In one year I want to be able to say I got rid of the remaining items that I have no use for.  Namely, the Baja, the Cricut, the camping gear, the guns, and any tools I do not use or want.  I was hanging onto certain things thinking that my kids would be in relationships, with families and houses, but it doesn't look like that's happening and I'm not going to be a storage facility.  I have boxes of stuff to send to 2 extended family members.  I want to say I emptied the garage out except for what I absolutely wanted and I repainted it and it's DONE.  

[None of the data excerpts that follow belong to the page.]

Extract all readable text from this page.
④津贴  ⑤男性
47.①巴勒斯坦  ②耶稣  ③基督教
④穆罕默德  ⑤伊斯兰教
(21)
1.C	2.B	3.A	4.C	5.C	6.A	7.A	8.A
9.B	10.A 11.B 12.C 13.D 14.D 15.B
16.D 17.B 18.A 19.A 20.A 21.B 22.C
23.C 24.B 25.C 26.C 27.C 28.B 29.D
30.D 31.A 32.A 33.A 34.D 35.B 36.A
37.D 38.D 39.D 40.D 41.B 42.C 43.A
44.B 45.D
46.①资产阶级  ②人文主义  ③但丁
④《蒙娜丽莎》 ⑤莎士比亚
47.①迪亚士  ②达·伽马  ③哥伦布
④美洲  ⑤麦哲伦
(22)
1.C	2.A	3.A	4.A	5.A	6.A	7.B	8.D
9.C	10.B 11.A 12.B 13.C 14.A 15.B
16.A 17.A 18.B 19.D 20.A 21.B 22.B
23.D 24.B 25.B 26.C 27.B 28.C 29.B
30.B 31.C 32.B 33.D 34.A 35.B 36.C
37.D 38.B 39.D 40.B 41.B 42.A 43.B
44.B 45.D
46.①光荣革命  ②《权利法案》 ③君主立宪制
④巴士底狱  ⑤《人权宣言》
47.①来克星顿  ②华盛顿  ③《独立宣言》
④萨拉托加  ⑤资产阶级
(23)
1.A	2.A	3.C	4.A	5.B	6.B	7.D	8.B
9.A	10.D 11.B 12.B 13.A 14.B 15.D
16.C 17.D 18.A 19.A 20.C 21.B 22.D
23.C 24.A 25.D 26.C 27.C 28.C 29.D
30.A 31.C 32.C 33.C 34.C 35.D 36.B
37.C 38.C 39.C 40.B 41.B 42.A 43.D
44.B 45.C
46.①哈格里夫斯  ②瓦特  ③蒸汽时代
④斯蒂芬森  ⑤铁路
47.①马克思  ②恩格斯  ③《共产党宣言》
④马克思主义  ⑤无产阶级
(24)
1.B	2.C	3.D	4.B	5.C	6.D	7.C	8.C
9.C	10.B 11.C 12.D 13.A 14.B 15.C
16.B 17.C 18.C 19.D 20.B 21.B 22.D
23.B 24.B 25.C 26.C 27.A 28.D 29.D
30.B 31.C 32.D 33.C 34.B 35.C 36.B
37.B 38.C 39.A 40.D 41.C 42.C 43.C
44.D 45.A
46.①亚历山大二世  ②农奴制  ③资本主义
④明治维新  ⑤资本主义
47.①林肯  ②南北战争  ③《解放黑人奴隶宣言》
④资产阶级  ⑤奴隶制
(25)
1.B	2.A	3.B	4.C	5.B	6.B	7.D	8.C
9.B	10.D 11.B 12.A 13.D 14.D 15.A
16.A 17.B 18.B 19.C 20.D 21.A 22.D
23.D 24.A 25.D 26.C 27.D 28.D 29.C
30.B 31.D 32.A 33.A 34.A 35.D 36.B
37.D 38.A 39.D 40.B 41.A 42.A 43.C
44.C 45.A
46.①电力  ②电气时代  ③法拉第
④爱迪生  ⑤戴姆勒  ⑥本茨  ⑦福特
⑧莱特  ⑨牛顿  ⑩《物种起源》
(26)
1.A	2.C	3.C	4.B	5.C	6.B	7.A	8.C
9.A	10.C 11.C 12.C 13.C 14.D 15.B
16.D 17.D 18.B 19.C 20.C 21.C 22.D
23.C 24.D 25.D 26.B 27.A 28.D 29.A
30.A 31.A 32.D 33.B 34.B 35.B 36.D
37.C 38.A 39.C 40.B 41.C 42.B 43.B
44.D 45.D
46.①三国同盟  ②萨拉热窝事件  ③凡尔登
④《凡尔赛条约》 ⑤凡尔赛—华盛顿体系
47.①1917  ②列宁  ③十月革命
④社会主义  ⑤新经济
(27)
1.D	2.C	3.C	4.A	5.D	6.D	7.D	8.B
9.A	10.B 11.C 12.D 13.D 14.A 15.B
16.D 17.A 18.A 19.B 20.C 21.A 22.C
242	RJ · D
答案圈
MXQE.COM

In Feb. 2026, I want to be able to say that I got several big things done at Rustown whether I am selling or not.  Some of the maintenance items are doable by me and I have a schedule set up for that.  The garage, carpet, and a new fridge are on part of my plans.  I want to look back on my list and feel proud.

Lastly,
I want to have made so much progress in therapy that it tapers off into maintenance sessions.  I appreciate and am grateful for all of the help the therapist has given me, and inspired me to give myself.  I want to be able to say I made great strides in 2025.  This is something I plan to work hard at, investing the time and effort into myself. 

This sounds like a list of resolutions, and maybe it is.  My goal is to stop just surviving  - I want to thrive.  I think it's fitting that March is the month where I focus my efforts on self-love and care.  See you in 2026, February.